Here is a follow-up to this story. John McAdams is a political science professor at Marquette University. He wrote a blog post criticizing a graduate student in the philosophy department at Marquette, Cheryl Abbate, who, in her role as an instructor, bullied an undergraduate student for expressing opposition to homosexual "marriage" and homosexual parenting. In a conversation after class, she likened the student's comments to racism, told him that it was against her policy to allow such comments in her class, and invited the student to drop the class. McAdams blogged about the undergraduate student's experience and about the fact that the philosophy department and the dean brushed off the student's complaints about being "encouraged" to drop the (required) course, which he must now take with someone else. (I haven't been able to find out if the undergraduate got a full tuition refund.)
Now, get this: Guess who is being investigated for harassment? Not Cheryl Abbate, who drove a student out of class for expressing conservative opinions. Not even the student who, Cheryl Abbate and others have implied, may have inadvertently violated Marquette's Orwellian harassment policy by expressing un-PC views, but John McAdams.
I don't even know McAdams's opinions on the ground-level political and moral issues in this case. I haven't bothered to investigate them. His criticisms of Abbate and of the philosophy department and dean's office were professional and procedural--that they mistreated a student and did not properly handle the student's legitimate complaint about teacher bullying. He could have made those criticisms even if he were a raving liberal on the substantive issues. But Marquette is, though still paying him, suspending him from teaching pending investigation. He even had to request special permission to go onto the university campus, as if he were personally dangerous!
Since one story calls McAdams an associate professor and since he's had his job for thirty-five years, I'm guessing that he's tenured. The very existence of the investigation and temporary suspension, however, gives the impression that something Very Bad could happen to him even if he is tenured. McAdams has told Fox News that he has a lawyer on standby.
McAdams points out that Marquette's harassment policy is so broadly worded, including in "harassment" any conduct that "could or does result in mental [or] emotional discomfort" that his blogging about Abbate's bullying behavior might indeed constitute "harassment" (scare quotes intentional). That is just because, on that construal, almost anything constitutes harassment.

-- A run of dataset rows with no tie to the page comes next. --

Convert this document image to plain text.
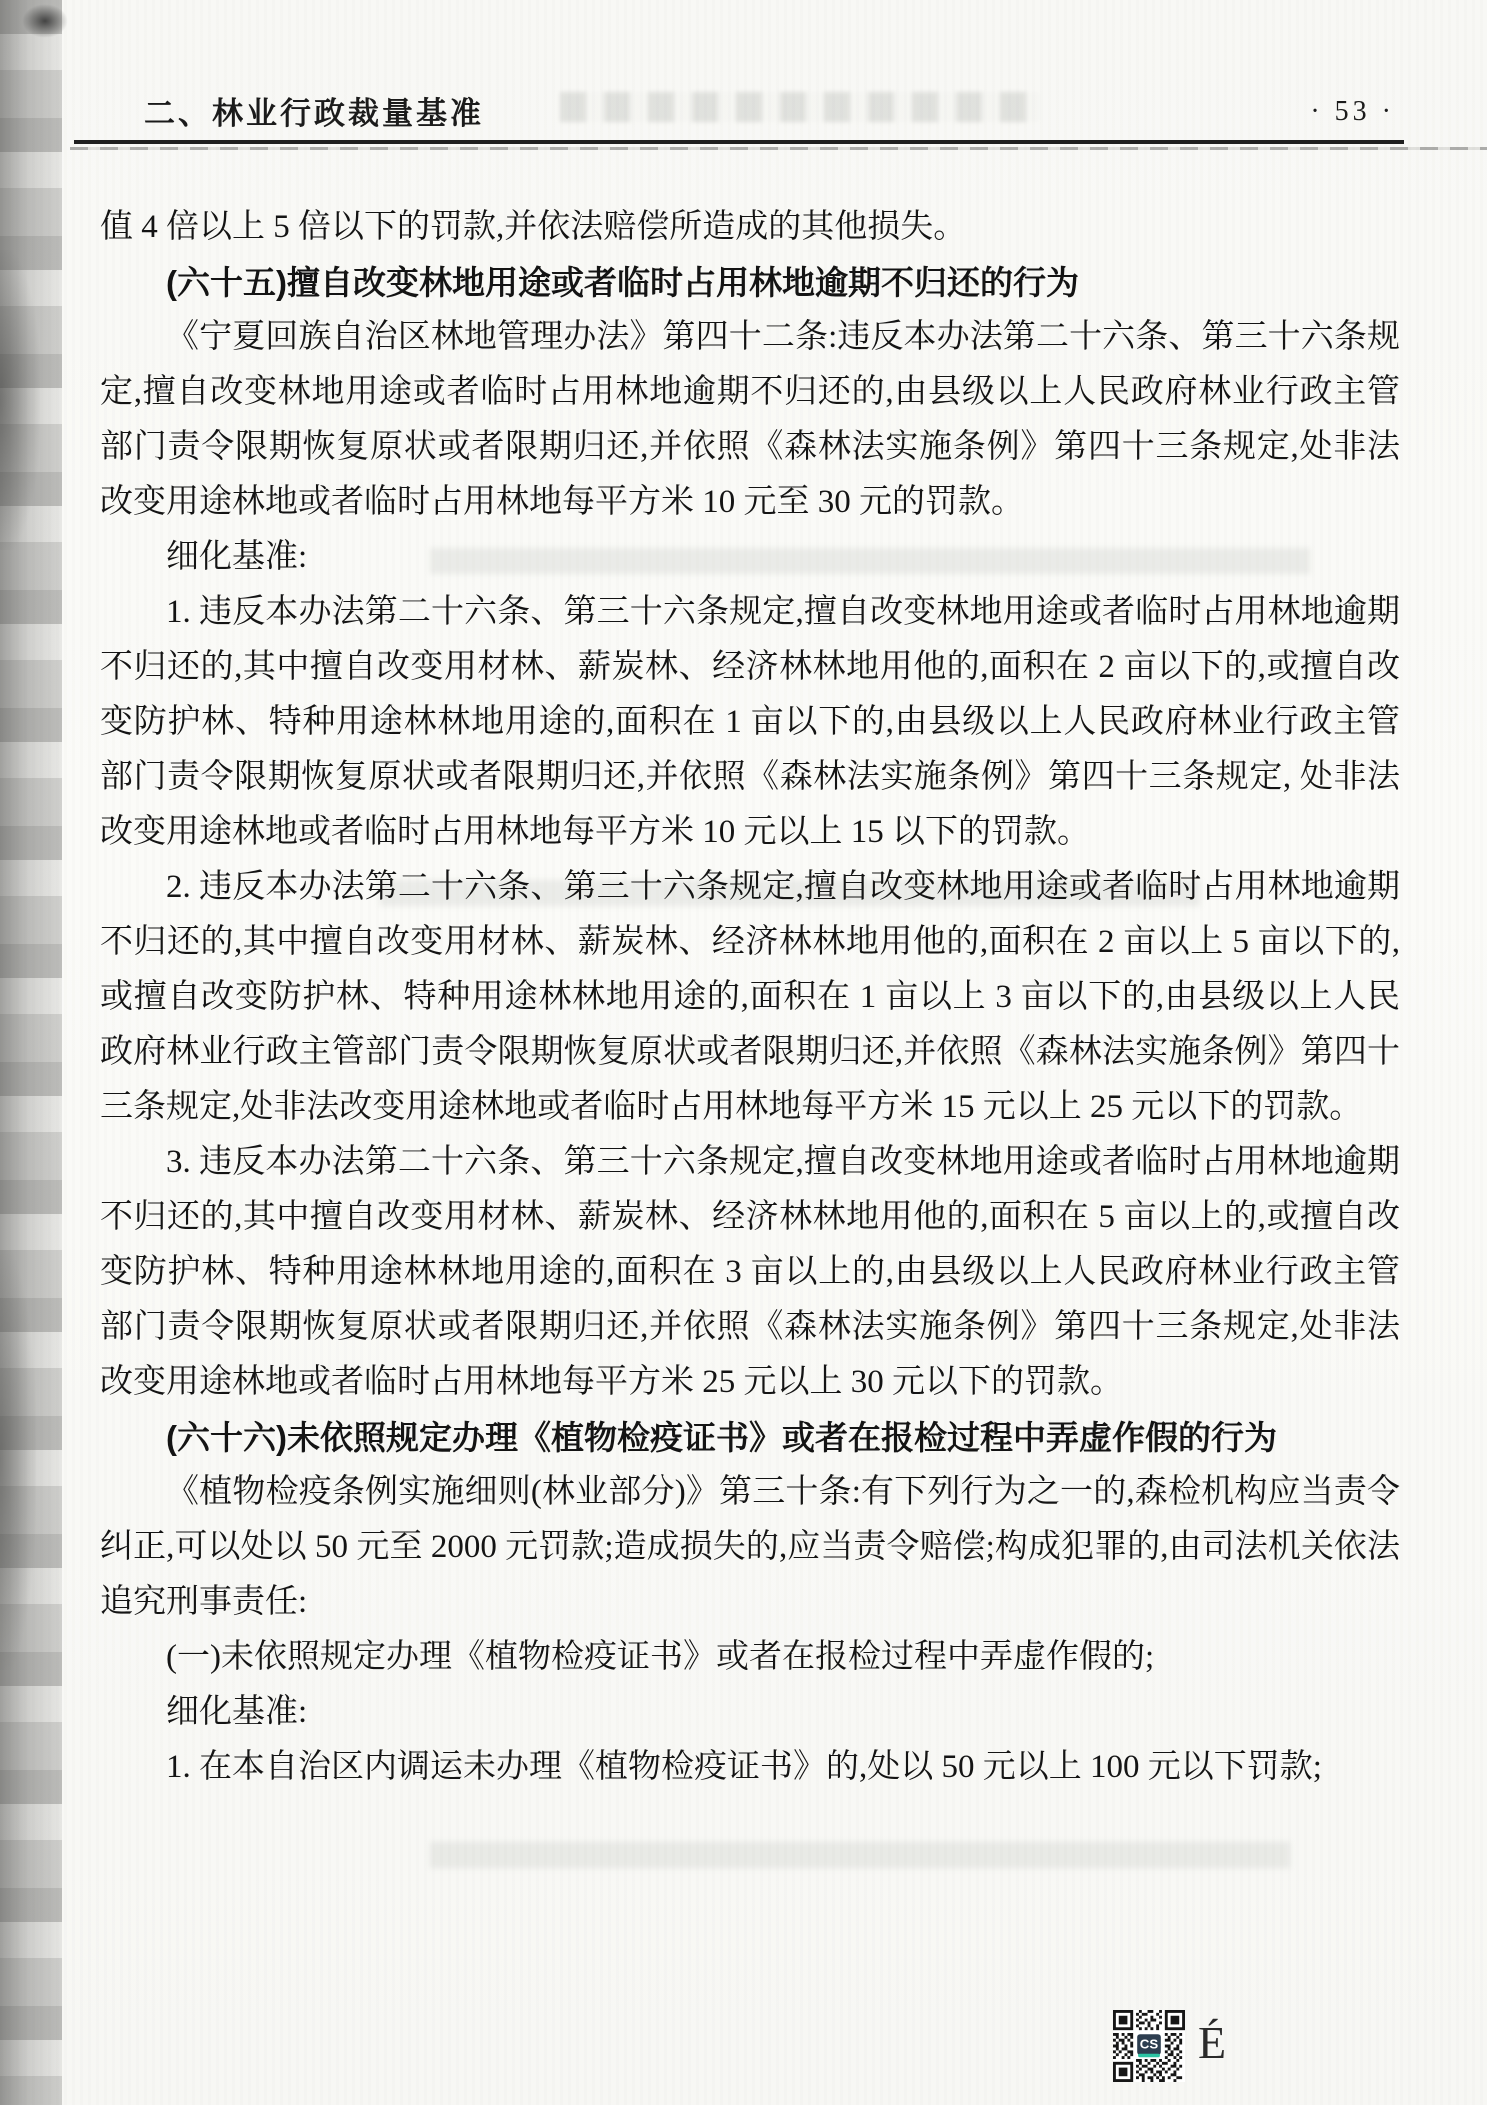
二、林业行政裁量基准	· 53 ·

值 4 倍以上 5 倍以下的罚款,并依法赔偿所造成的其他损失。

(六十五)擅自改变林地用途或者临时占用林地逾期不归还的行为

《宁夏回族自治区林地管理办法》第四十二条:违反本办法第二十六条、第三十六条规定,擅自改变林地用途或者临时占用林地逾期不归还的,由县级以上人民政府林业行政主管部门责令限期恢复原状或者限期归还,并依照《森林法实施条例》第四十三条规定,处非法改变用途林地或者临时占用林地每平方米 10 元至 30 元的罚款。

细化基准:

1. 违反本办法第二十六条、第三十六条规定,擅自改变林地用途或者临时占用林地逾期不归还的,其中擅自改变用材林、薪炭林、经济林林地用他的,面积在 2 亩以下的,或擅自改变防护林、特种用途林林地用途的,面积在 1 亩以下的,由县级以上人民政府林业行政主管部门责令限期恢复原状或者限期归还,并依照《森林法实施条例》第四十三条规定, 处非法改变用途林地或者临时占用林地每平方米 10 元以上 15 以下的罚款。

2. 违反本办法第二十六条、第三十六条规定,擅自改变林地用途或者临时占用林地逾期不归还的,其中擅自改变用材林、薪炭林、经济林林地用他的,面积在 2 亩以上 5 亩以下的,或擅自改变防护林、特种用途林林地用途的,面积在 1 亩以上 3 亩以下的,由县级以上人民政府林业行政主管部门责令限期恢复原状或者限期归还,并依照《森林法实施条例》第四十三条规定,处非法改变用途林地或者临时占用林地每平方米 15 元以上 25 元以下的罚款。

3. 违反本办法第二十六条、第三十六条规定,擅自改变林地用途或者临时占用林地逾期不归还的,其中擅自改变用材林、薪炭林、经济林林地用他的,面积在 5 亩以上的,或擅自改变防护林、特种用途林林地用途的,面积在 3 亩以上的,由县级以上人民政府林业行政主管部门责令限期恢复原状或者限期归还,并依照《森林法实施条例》第四十三条规定,处非法改变用途林地或者临时占用林地每平方米 25 元以上 30 元以下的罚款。

(六十六)未依照规定办理《植物检疫证书》或者在报检过程中弄虚作假的行为

《植物检疫条例实施细则(林业部分)》第三十条:有下列行为之一的,森检机构应当责令纠正,可以处以 50 元至 2000 元罚款;造成损失的,应当责令赔偿;构成犯罪的,由司法机关依法追究刑事责任:

(一)未依照规定办理《植物检疫证书》或者在报检过程中弄虚作假的;

细化基准:

1. 在本自治区内调运未办理《植物检疫证书》的,处以 50 元以上 100 元以下罚款;

CS É
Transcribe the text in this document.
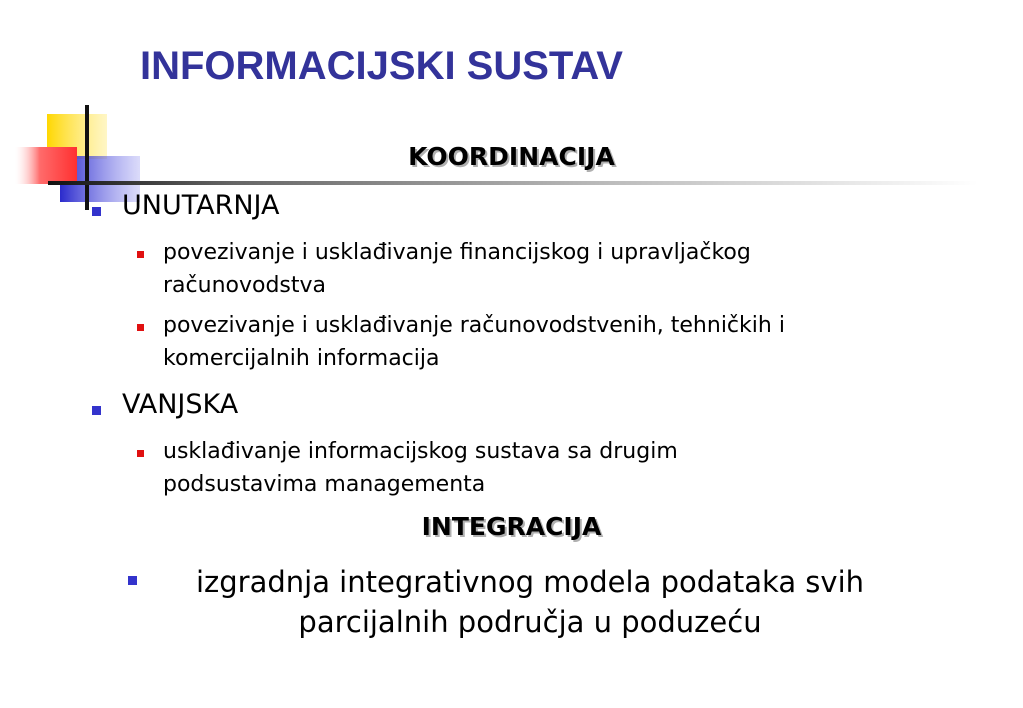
INFORMACIJSKI SUSTAV
KOORDINACIJA
UNUTARNJA
povezivanje i usklađivanje financijskog i upravljačkog
računovodstva
povezivanje i usklađivanje računovodstvenih, tehničkih i
komercijalnih informacija
VANJSKA
usklađivanje informacijskog sustava sa drugim
podsustavima managementa
INTEGRACIJA
izgradnja integrativnog modela podataka svih
parcijalnih područja u poduzeću
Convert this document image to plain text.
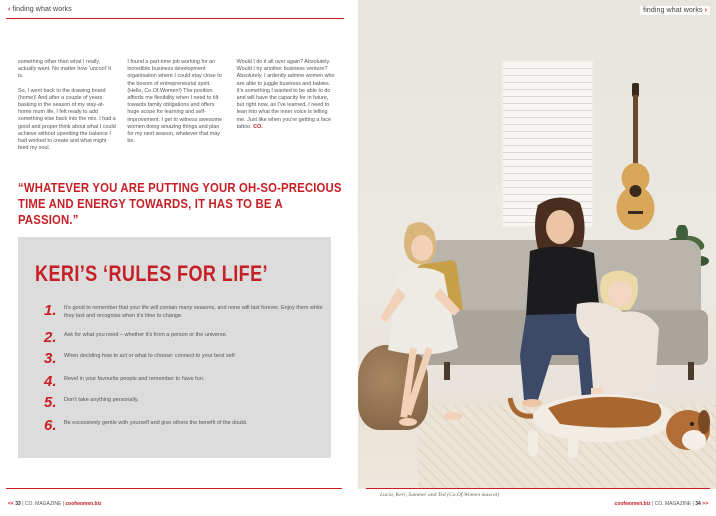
‹ finding what works

something other than what I really, actually want. No matter how ‘uncool’ it is.

So, I went back to the drawing board (home)! And after a couple of years basking in the season of my stay-at-home mum life, I felt ready to add something else back into the mix. I had a good and proper think about what I could achieve without upsetting the balance I had worked to create and what might feed my soul.

I found a part-time job working for an incredible business development organisation where I could stay close to the bosom of entrepreneurial spirit. (Hello, Co.Of.Women!) The position affords me flexibility when I need to tilt towards family obligations and offers huge scope for learning and self-improvement. I get to witness awesome women doing amazing things and plan for my next season, whatever that may be.

Would I do it all over again? Absolutely. Would I try another business venture? Absolutely. I ardently admire women who are able to juggle business and babies. It’s something I wanted to be able to do and will have the capacity for in future, but right now, as I’ve learned, I need to lean into what the inner voice is telling me. Just like when you’re getting a face tattoo. CO.

“WHATEVER YOU ARE PUTTING YOUR OH-SO-PRECIOUS TIME AND ENERGY TOWARDS, IT HAS TO BE A PASSION.”
KERI’S ‘RULES FOR LIFE’
1.	It’s good to remember that your life will contain many seasons, and none will last forever. Enjoy them while they last and recognise when it’s time to change.
2.	Ask for what you need – whether it’s from a person or the universe.
3.	When deciding how to act or what to choose: connect to your best self.
4.	Revel in your favourite people and remember to have fun.
5.	Don’t take anything personally.
6.	Be excessively gentle with yourself and give others the benefit of the doubt.
<< 33 | CO. MAGAZINE | coofwomen.biz
finding what works ›
Lucia, Keri, Summer and Ted (Co.Of.Women mascot)
coofwomen.biz | CO. MAGAZINE | 34 >>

In fact, we get a darkly amusing chain based on Marquette's incredibly vague definition of "harassment." The undergraduate student "harassed" hypothetical homosexual fellow students who might have overheard him questioning the legitimacy of homosexual "marriage" and bringing up Mark Regnerus's study on the children of homosexuals. Cheryl Abbate harassed (I deliberately leave off the scare quotes) the student by telling him that his remarks were inappropriate and would not be allowed and by inviting him to leave the class. John McAdams "harassed" Cheryl Abbate by blogging about her behavior. And, finally, Richard Holz, a dean at Marquette, has harassed John McAdams by treating him like a potential terrorist and suspending him from teaching.
After all, all of these things "could or do result in mental or emotional discomfort" for someone or other. Fair-minded people will have to decide for themselves to what extent that emotional discomfort is rational and justified at each link in the chain and who the real harassers are in this entire scenario when "harassment" is defined in a more meaningful fashion.
John McAdams did not fall off the turnip truck yesterday. He points out in his second post on his suspension that Marquette broke its own published rules for suspending a professor by failing to state the date of the alleged misconduct, the location, the university statute violated, etc. He also names the counsel he has retained. (My one complaint so far about McAdams is that he has a blogging affectation of using the royal "we" to refer to himself, but let that pass.)
I'm glad to see that McAdams seems, like the horse in Job, to say "Ha ha!" when he hears the sound of the battle trumpet. He may be more emotionally distressed than he lets on, but for now, I'm saying, "Pass the popcorn" and hoping that Marquette gets taken to the cleaners.